Marilah kita semua bekerja keras dan bekerja cerdas agar menyumbangkan sesuatu yang optimal kepada bangsa dan negara kita. Demikian disampaikan Kepala Badan POM Dra. Lucky S. Slamet, Apt., MSc dalam sambutannya pada acara Pelantikan dan Pengambilan sumpah Pejabat Eselon I A, IIIA, dan IVA di lingkungan Badan POM pada hari Kamis, 9 Agustus 2012 di Aula Gedung C Badan POM.
Adapun pejabat tructural yang dilantik pada hari ini adalah sebagai berikut :
- Dra. Antonia Retno Tyas Utami, Apt., M.Epid sebagai Deputi Bidang Pengawasan Produk Terapetik, Narkotika, Psitropika dan Zat Adiktif Badan POM RI
- Drs. T. Bahdar Johan Hamid, Apt., M.Pharm sebagai Deputi Bidang Pengawasan Obat Tradisional, Kosmetik dan Produk Komplemen Badan POM RI
- Mimin Jiwo Winanti, S.Si, Apt sebagai Kepala Sub Direktorat Harga Obat dan Farmakoekonomi Direktorat Pengawasan Produksi Produk Terapetik dan PKRT Badan POM RI
- Bayu Wibisona, S.Si, Apt sebagai Kepala Sub Direktorat Pengawasan Bahan Baku Obat dan Analisis CPOB Direktorat Pengawasan Produksi Produk Terapetik dan PKRT Badan POM RI
- Nani Handayani, S.Si, Apt sebagai Kepala Seksi Inspeksi Sarana Produksi Produk Terapetik dan PKRT Direktorat Pengawasan Produksi Produk Terapetik dan PKRT Badan POM RI
- Dra. Mudi Yunita Bukit, Apt sebagai Kepala Seksi Sertifikasi Sarana Produksi Produk Terapetik dan PKRT Direktorat Pengawasan Produksi Produk Terapetik dan PKRT Badan POM RI
- Tri Wagiyanti, S.Si, Apt sebagai Kepala Seksi Pengawasan Bahan Baku Obat Direktorat Pengawasan Produksi Produk Terapetik dan PKRT Badan POM RI
- Nursaadah, S.Si, M.Si sebagai Kepala Seksi Analisis Penerapan CPOB Direktorat Pengawasan Produksi Produk Terapetik dan PKRT Badan POM RI
Lebih lanjut, dalam sambutannya Kepala Badan POM juga menyampaikan bahwa tantangan bidang pengawasan obat dan makanan yang semakin kompleks mengharuskan seluruh pejabat dan staf Badan POM harus lebih proaktif dalam sikap profesionalismenya. Terkait dengan hal tersebut, bagi pejabat yang baru dilantik agar dapat menerapkan prinsip-prinsip koordinasi, integrasi, sinkronisasi dalam lingkungan masing-masing maupun antar satuan organisasi di lingkungan Badan POM RI serta lintas instansi dan lintas sektor, baik di tingkat Pemerintah Pusat maupun Daerah.

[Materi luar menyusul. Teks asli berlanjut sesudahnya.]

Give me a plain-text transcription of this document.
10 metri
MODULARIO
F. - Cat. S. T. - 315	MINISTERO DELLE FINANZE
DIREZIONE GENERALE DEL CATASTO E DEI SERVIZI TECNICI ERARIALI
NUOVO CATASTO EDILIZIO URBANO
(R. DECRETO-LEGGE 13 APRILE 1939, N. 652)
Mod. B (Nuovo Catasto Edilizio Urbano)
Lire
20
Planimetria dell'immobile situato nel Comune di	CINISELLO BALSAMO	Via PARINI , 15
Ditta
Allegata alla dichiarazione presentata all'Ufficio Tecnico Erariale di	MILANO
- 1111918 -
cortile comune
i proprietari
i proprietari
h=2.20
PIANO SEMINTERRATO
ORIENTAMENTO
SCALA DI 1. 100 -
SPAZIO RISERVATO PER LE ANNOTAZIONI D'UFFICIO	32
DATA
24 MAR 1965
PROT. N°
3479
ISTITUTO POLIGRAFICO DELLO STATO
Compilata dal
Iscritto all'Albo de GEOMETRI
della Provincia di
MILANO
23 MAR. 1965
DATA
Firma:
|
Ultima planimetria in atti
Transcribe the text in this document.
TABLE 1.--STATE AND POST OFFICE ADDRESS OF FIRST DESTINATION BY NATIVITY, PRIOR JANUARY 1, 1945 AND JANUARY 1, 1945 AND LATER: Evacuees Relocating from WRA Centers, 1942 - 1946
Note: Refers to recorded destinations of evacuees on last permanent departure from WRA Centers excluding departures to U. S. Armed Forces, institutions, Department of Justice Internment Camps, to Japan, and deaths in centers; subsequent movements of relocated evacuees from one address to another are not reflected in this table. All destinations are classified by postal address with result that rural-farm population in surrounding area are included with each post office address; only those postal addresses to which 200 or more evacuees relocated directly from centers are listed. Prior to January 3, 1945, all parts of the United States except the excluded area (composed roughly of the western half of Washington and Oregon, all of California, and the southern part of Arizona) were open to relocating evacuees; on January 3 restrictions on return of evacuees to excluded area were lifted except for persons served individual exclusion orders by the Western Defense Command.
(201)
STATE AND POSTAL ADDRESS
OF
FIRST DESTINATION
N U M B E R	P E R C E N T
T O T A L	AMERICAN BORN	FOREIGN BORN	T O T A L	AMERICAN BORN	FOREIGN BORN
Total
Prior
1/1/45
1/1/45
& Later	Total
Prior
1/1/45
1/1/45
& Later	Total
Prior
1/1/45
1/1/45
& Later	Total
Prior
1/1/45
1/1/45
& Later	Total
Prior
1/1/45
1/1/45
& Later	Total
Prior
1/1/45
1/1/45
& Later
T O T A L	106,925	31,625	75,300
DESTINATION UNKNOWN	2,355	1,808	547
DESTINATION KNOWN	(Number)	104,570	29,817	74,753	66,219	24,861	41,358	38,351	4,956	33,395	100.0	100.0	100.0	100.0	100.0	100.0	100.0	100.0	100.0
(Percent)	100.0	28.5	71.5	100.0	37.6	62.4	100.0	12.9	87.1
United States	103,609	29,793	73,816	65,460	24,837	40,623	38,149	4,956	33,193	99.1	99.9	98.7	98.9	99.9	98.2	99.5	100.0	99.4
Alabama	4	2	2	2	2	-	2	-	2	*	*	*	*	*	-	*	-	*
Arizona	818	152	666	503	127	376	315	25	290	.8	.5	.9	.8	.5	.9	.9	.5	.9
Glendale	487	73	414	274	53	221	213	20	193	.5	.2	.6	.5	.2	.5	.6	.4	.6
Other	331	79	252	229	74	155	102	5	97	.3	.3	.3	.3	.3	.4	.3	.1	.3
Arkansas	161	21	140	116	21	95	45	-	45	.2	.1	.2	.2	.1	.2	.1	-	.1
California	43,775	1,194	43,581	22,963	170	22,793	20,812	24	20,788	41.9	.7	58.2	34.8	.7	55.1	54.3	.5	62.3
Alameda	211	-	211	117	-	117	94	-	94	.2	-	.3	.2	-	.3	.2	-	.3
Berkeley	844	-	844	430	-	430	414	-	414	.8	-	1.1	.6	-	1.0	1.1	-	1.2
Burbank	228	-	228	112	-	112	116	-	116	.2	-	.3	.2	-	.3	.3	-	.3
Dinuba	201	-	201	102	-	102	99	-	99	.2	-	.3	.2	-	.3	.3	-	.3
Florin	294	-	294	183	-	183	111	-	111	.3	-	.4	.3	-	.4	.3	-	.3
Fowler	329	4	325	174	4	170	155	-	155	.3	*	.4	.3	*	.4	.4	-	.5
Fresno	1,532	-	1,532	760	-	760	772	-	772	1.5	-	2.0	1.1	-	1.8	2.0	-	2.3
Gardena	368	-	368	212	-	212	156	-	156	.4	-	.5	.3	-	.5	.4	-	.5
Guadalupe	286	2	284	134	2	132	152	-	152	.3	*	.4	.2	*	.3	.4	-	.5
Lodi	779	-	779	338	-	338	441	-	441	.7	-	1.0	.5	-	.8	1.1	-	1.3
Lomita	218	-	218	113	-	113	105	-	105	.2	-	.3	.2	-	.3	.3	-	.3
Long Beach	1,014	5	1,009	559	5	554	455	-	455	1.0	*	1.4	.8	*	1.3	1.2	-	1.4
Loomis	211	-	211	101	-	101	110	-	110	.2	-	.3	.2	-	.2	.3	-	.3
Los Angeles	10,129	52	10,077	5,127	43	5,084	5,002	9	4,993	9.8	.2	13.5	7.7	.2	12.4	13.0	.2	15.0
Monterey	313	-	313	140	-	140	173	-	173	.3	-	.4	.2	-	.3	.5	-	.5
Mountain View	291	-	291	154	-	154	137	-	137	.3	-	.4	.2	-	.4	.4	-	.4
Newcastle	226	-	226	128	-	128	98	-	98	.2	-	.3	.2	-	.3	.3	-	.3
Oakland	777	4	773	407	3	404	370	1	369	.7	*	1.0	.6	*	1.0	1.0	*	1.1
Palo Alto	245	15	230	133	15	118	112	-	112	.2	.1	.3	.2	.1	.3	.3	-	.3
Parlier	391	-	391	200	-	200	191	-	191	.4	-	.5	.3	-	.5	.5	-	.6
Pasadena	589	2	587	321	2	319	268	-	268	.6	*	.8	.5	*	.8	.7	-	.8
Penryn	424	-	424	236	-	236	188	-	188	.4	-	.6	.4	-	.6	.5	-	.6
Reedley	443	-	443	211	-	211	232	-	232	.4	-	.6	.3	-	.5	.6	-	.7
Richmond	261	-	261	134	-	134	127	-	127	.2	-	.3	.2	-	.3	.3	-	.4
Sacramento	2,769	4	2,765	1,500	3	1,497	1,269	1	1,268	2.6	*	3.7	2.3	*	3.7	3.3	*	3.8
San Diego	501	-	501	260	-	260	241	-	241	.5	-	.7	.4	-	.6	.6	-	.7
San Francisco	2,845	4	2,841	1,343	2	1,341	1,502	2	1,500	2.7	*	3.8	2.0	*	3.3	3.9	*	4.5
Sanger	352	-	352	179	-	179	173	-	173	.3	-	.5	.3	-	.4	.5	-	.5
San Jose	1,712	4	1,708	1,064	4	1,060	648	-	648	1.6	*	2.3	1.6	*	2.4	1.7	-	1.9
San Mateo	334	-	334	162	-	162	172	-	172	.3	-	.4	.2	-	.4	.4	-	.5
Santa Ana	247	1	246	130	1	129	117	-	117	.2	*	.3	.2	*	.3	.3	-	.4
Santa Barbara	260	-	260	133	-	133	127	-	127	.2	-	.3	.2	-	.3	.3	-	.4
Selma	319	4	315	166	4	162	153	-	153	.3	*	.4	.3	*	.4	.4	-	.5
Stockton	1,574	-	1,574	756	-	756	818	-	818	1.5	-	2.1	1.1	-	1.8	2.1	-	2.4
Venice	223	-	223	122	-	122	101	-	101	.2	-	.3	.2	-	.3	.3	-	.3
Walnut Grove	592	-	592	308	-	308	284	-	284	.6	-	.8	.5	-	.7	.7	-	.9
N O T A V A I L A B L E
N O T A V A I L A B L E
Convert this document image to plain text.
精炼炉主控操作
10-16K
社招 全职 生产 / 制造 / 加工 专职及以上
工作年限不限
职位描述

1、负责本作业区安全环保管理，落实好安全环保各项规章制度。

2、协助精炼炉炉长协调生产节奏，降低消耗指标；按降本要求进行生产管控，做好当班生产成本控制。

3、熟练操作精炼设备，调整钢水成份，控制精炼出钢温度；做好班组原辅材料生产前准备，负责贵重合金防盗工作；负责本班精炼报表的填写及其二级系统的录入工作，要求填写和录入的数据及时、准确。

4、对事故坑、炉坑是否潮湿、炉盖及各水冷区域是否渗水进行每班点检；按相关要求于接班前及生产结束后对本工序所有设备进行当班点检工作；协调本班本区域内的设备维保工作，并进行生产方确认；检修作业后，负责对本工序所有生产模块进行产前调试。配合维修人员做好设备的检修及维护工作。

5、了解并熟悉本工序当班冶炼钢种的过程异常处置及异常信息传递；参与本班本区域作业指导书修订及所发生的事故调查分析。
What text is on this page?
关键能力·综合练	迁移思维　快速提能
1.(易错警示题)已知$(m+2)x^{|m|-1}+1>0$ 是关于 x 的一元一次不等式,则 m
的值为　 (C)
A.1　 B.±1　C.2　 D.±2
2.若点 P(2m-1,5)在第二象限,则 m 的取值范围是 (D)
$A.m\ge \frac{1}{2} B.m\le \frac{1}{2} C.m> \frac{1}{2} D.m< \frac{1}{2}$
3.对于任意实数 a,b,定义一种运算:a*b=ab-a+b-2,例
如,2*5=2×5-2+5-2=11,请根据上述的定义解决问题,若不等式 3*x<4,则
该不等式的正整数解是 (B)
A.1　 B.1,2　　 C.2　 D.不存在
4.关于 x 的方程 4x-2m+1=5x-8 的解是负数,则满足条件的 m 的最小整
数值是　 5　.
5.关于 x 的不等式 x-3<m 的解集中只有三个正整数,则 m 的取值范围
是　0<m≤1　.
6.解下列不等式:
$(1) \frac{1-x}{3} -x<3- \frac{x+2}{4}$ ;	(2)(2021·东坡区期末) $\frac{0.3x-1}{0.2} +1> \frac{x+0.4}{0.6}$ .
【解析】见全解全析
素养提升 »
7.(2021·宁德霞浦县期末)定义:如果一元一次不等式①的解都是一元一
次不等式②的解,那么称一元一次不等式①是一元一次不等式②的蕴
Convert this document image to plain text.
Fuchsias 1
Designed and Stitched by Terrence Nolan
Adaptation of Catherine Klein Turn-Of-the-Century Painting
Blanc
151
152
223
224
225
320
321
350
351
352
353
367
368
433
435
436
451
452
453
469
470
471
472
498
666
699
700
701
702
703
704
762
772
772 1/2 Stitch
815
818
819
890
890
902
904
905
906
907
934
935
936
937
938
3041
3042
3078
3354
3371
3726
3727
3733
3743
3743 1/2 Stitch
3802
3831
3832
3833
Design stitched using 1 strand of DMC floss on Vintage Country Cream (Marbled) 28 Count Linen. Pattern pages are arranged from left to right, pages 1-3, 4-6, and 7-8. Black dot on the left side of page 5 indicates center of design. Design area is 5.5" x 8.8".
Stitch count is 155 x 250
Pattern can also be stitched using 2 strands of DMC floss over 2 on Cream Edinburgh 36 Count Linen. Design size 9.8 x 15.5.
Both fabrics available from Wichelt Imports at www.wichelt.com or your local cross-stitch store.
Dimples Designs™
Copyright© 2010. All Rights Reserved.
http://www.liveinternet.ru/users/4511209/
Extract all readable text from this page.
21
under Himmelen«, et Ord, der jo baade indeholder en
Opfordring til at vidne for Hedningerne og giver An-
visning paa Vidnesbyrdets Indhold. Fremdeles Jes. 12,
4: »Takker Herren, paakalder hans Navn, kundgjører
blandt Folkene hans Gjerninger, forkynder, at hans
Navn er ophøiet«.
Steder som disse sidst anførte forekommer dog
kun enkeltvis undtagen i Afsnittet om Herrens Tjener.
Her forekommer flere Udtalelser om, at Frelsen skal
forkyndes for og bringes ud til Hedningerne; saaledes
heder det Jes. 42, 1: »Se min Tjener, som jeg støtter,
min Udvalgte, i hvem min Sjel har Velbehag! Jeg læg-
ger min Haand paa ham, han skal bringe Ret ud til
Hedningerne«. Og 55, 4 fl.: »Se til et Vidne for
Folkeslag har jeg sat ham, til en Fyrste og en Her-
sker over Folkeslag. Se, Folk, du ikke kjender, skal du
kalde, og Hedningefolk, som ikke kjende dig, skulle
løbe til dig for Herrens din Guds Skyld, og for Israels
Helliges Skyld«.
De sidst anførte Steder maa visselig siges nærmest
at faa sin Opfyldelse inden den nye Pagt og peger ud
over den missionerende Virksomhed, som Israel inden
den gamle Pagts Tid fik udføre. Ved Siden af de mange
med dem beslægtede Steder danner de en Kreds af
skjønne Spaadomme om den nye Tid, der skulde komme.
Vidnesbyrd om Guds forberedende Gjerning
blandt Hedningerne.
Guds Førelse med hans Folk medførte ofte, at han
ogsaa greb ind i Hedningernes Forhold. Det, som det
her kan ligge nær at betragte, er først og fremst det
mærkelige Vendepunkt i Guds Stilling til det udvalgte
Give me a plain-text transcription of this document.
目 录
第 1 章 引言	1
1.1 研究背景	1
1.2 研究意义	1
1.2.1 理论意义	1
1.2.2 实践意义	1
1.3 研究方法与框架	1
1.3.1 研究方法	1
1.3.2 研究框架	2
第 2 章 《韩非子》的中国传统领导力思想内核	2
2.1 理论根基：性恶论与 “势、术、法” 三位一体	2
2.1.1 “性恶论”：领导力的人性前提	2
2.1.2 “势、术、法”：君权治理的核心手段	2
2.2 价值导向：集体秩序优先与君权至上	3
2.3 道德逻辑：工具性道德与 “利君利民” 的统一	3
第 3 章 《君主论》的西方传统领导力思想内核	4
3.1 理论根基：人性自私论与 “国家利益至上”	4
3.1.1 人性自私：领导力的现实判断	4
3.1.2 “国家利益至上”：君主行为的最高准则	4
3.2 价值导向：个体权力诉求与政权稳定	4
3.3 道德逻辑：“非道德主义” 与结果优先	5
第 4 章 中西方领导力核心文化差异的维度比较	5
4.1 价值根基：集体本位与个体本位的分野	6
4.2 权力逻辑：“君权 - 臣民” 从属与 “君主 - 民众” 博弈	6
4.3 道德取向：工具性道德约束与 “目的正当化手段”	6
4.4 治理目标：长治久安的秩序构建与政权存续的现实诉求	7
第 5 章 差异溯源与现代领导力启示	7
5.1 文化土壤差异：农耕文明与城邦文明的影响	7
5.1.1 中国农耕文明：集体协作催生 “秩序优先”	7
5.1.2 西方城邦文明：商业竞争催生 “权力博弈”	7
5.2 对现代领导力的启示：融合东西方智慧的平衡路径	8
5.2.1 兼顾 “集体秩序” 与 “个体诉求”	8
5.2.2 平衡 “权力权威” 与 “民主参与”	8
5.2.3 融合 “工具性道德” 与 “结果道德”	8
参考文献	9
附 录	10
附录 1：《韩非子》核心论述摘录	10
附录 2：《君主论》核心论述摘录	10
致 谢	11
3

Upaya rotasi, mutasi, dan promosi jabatan struktural yang dilakukan merupakan tuntutan organisasi agar terjadi peningkatan kinerja organisasi Badan POM RI secara bermakna untuk menjawab ekspektasi masyarakat dan pemangku kepentingan yang makin tinggi.
Ekspektasi yang tinggi dari pemangku kepentingan inilah yang menuntut Badan POM sebagai suatu organisasi yang berbasis ilmiah "scientific base organization"membuat Badan POM harus senantiasa memberikan kesempatan optimal bagi seluruh pegawainya untuk berkarya secara profesional dan sekaligus mengharapkan agar setiap pegawai dapat bekerja dengan integritas tinggi, jujur, tertib, cermat, dan bersemangat untuk kepentingan Negara yang didasari oleh pelaksanaan tugas kedinasan dengan sebaik-baiknya dengan penuh pengabdian, kesadaran dan tanggung jawab.
Beliau juga mengingatkan bahwa Badan POM harus terus melaksanakan Reformasi Birokrasi yang menekankan pada 3 unsur pokok yaitu kualitas birokrasi, pemberantasan korupsi dan pembangunan infrastruktur. Beliau meminta kepada seluruh jajaran Badan POM dan Balai Besar/Balai POM agar mencermati pencanangan Pembangunan Zona Integritas di Badan POM yang telah kita lakukan pada tanggal 14 Mei 2012 lalu dengan disaksikan oleh KeMenPAN dan BPK, dan selanjutnya diikuti dengan pemilihan unit kerja yang dinyatakan sebagai Wilayah Bebas dari Korupsi (WBK).
Semoga pejabat yang baru dilantik dapat menjalankan amanah yang diberikan ini dengan baik.